Asplin LJ did not consider it unfair that a defendant sought to challenge expert evidence in closing submissions; it was a high risk strategy, but the defendant was entitled to submit that an essential aspect of the case had not been proved to the requisite standard, and nor need it provide an opportunity for deficiencies in evidence to be resolved. It is for the party who relies on the expert evidence to make sure that all relevant matters are covered, and the report is sufficient to satisfy the burden of proof.

Lord Justice Nugee agreed with Asplin LJ, further explaining that “As a matter of basic principle it is the function of trial judges to evaluate all the evidence before them in reaching their conclusions on the factual issues. That includes deciding what weight should be given to the evidence.

In dissenting, Lord Justice Bean noted that Martin Spencer J was incorrect to hold that a judge is bound to accept expert evidence if it is not controverted by other expert or factual evidence, but that “…a judge is generally bound to accept the evidence of an expert if it is not controverted by other expert or factual evidence and the opposing party could have cross-examined the expert on the point but chose for tactical reasons not to do so.”

Comment

This is an important case in relation to all expert evidence in civil litigation, not just ‘holiday sickness’ claims.

As it stood, the decision of Martin Spencer J created issues for all expert evidence, having far reaching practical and cost consequences. For example, parties were increasingly seeking to adduce their own expert evidence (with applications for leave to rely on it) and experts were being called to court to give oral evidence (again with applications for leave), all increasing costs.

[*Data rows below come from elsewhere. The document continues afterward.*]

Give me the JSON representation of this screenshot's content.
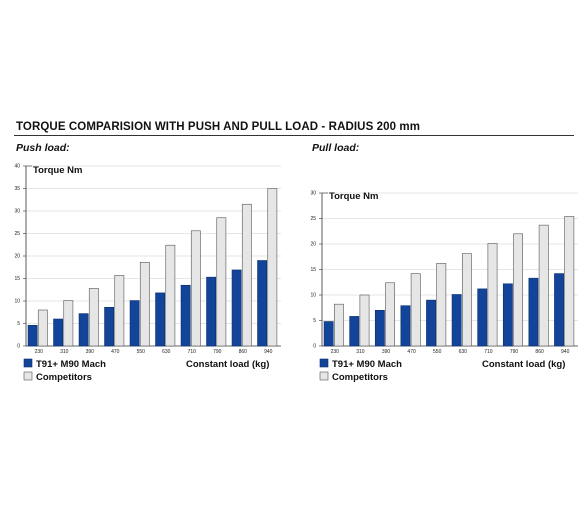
{
  "title": "TORQUE COMPARISION WITH PUSH AND PULL LOAD - RADIUS 200 mm",
  "colors": {
    "series_primary": "#12449a",
    "series_secondary": "#e6e6e6",
    "bar_outline": "#555555",
    "grid": "#cccccc"
  },
  "chart_data": [
    {
      "type": "bar",
      "panel_label": "Push load:",
      "ylabel": "Torque Nm",
      "xlabel": "Constant load (kg)",
      "ylim": [
        0,
        40
      ],
      "yticks": [
        0,
        5,
        10,
        15,
        20,
        25,
        30,
        35,
        40
      ],
      "grid": true,
      "legend_placement": "bottom-left",
      "categories": [
        "230",
        "310",
        "390",
        "470",
        "550",
        "630",
        "710",
        "790",
        "860",
        "940"
      ],
      "series": [
        {
          "name": "T91+ M90 Mach",
          "values": [
            4.6,
            6.0,
            7.2,
            8.6,
            10.1,
            11.8,
            13.5,
            15.3,
            16.9,
            19.0
          ]
        },
        {
          "name": "Competitors",
          "values": [
            8.0,
            10.1,
            12.8,
            15.7,
            18.6,
            22.4,
            25.6,
            28.5,
            31.5,
            35.0
          ]
        }
      ]
    },
    {
      "type": "bar",
      "panel_label": "Pull load:",
      "ylabel": "Torque Nm",
      "xlabel": "Constant load (kg)",
      "ylim": [
        0,
        30
      ],
      "yticks": [
        0,
        5,
        10,
        15,
        20,
        25,
        30
      ],
      "grid": true,
      "legend_placement": "bottom-left",
      "categories": [
        "230",
        "310",
        "390",
        "470",
        "550",
        "630",
        "710",
        "790",
        "860",
        "940"
      ],
      "series": [
        {
          "name": "T91+ M90 Mach",
          "values": [
            4.8,
            5.8,
            7.0,
            7.9,
            9.0,
            10.1,
            11.2,
            12.2,
            13.3,
            14.2
          ]
        },
        {
          "name": "Competitors",
          "values": [
            8.2,
            10.0,
            12.4,
            14.2,
            16.2,
            18.1,
            20.1,
            22.0,
            23.7,
            25.4
          ]
        }
      ]
    }
  ]
}
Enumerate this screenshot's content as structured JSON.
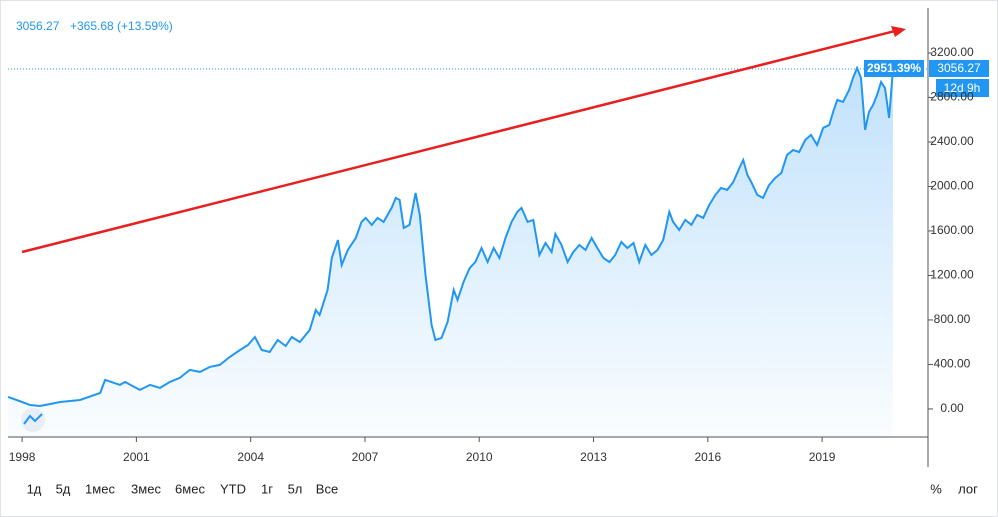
{
  "chart_data": {
    "type": "area",
    "header": [
      "3056.27",
      "+365.68 (+13.59%)"
    ],
    "badges": [
      "2951.39%",
      "3056.27",
      "12d 9h"
    ],
    "color": "#2196f3",
    "x": [
      1997.63,
      1998.0,
      1998.21,
      1998.47,
      1999.0,
      1999.52,
      2000.05,
      2000.18,
      2000.57,
      2000.7,
      2001.09,
      2001.36,
      2001.62,
      2001.88,
      2002.14,
      2002.4,
      2002.67,
      2002.93,
      2003.19,
      2003.45,
      2003.72,
      2003.93,
      2004.11,
      2004.29,
      2004.5,
      2004.71,
      2004.92,
      2005.08,
      2005.29,
      2005.55,
      2005.71,
      2005.81,
      2006.02,
      2006.13,
      2006.29,
      2006.39,
      2006.55,
      2006.76,
      2006.91,
      2007.02,
      2007.18,
      2007.33,
      2007.49,
      2007.7,
      2007.81,
      2007.91,
      2008.02,
      2008.17,
      2008.33,
      2008.44,
      2008.59,
      2008.75,
      2008.85,
      2009.01,
      2009.17,
      2009.33,
      2009.43,
      2009.59,
      2009.75,
      2009.9,
      2010.06,
      2010.22,
      2010.38,
      2010.53,
      2010.69,
      2010.85,
      2011.0,
      2011.11,
      2011.27,
      2011.42,
      2011.58,
      2011.74,
      2011.9,
      2012.0,
      2012.16,
      2012.32,
      2012.47,
      2012.63,
      2012.79,
      2012.95,
      2013.1,
      2013.26,
      2013.42,
      2013.57,
      2013.73,
      2013.89,
      2014.05,
      2014.2,
      2014.36,
      2014.52,
      2014.68,
      2014.83,
      2014.99,
      2015.09,
      2015.25,
      2015.41,
      2015.57,
      2015.72,
      2015.88,
      2016.04,
      2016.2,
      2016.35,
      2016.51,
      2016.67,
      2016.83,
      2016.93,
      2017.04,
      2017.14,
      2017.3,
      2017.45,
      2017.61,
      2017.77,
      2017.93,
      2018.08,
      2018.24,
      2018.4,
      2018.56,
      2018.71,
      2018.87,
      2019.03,
      2019.19,
      2019.29,
      2019.4,
      2019.55,
      2019.71,
      2019.81,
      2019.92,
      2020.02,
      2020.13,
      2020.23,
      2020.34,
      2020.44,
      2020.55,
      2020.65,
      2020.76,
      2020.86
    ],
    "values": [
      108,
      63,
      36,
      27,
      63,
      81,
      144,
      261,
      216,
      243,
      171,
      216,
      189,
      243,
      279,
      351,
      333,
      378,
      396,
      467,
      530,
      575,
      647,
      530,
      512,
      620,
      566,
      647,
      602,
      710,
      890,
      845,
      1070,
      1357,
      1519,
      1294,
      1429,
      1537,
      1681,
      1717,
      1654,
      1717,
      1681,
      1807,
      1897,
      1879,
      1627,
      1654,
      1942,
      1744,
      1204,
      755,
      620,
      638,
      782,
      1070,
      980,
      1142,
      1267,
      1321,
      1447,
      1321,
      1447,
      1357,
      1537,
      1681,
      1771,
      1807,
      1681,
      1699,
      1384,
      1492,
      1411,
      1573,
      1474,
      1321,
      1411,
      1474,
      1429,
      1537,
      1447,
      1357,
      1321,
      1384,
      1501,
      1447,
      1492,
      1321,
      1474,
      1384,
      1429,
      1519,
      1771,
      1681,
      1609,
      1699,
      1654,
      1744,
      1717,
      1834,
      1924,
      1987,
      1969,
      2040,
      2166,
      2238,
      2103,
      2040,
      1924,
      1897,
      2013,
      2076,
      2121,
      2283,
      2328,
      2310,
      2418,
      2463,
      2373,
      2526,
      2553,
      2670,
      2778,
      2760,
      2867,
      2975,
      3065,
      2975,
      2508,
      2670,
      2733,
      2822,
      2939,
      2885,
      2616,
      3056.27
    ],
    "xlim": [
      1997.63,
      2021.78
    ],
    "xticks": [
      1998,
      2001,
      2004,
      2007,
      2010,
      2013,
      2016,
      2019
    ],
    "ylim": [
      -252,
      3604
    ],
    "yticks": [
      {
        "value": 0,
        "label": "0.00"
      },
      {
        "value": 400,
        "label": "400.00"
      },
      {
        "value": 800,
        "label": "800.00"
      },
      {
        "value": 1200,
        "label": "1200.00"
      },
      {
        "value": 1600,
        "label": "1600.00"
      },
      {
        "value": 2000,
        "label": "2000.00"
      },
      {
        "value": 2400,
        "label": "2400.00"
      },
      {
        "value": 2800,
        "label": "2800.00"
      },
      {
        "value": 3200,
        "label": "3200.00"
      }
    ]
  },
  "toolbar": {
    "ranges": [
      "1д",
      "5д",
      "1мес",
      "3мес",
      "6мес",
      "YTD",
      "1г",
      "5л",
      "Все"
    ],
    "options": [
      "%",
      "лог"
    ]
  }
}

The majority decision has resolved these issues. A party does not necessarily need to seek to adduce its own expert evidence, or seek to cross examine the expert, for fear of being unable to challenge the expert evidence relied on by the other side. Where a report is deficient in its reasoning, making that submission, if accepted, should be enough as the report cannot be “rubber stamped”.

It is noteworthy that whilst this case was a matter allocated to the multi-track, there was no order for cross examination of the expert. However, in fast track cases, obtaining expert evidence and/or getting oral evidence can be problematic for the defending party.

The judgment has restored the status quo - a claimant has to prove a case on the balance of probabilities, and if the evidence obtained and relied on by the claimant does not satisfy that burden, the case should be dismissed.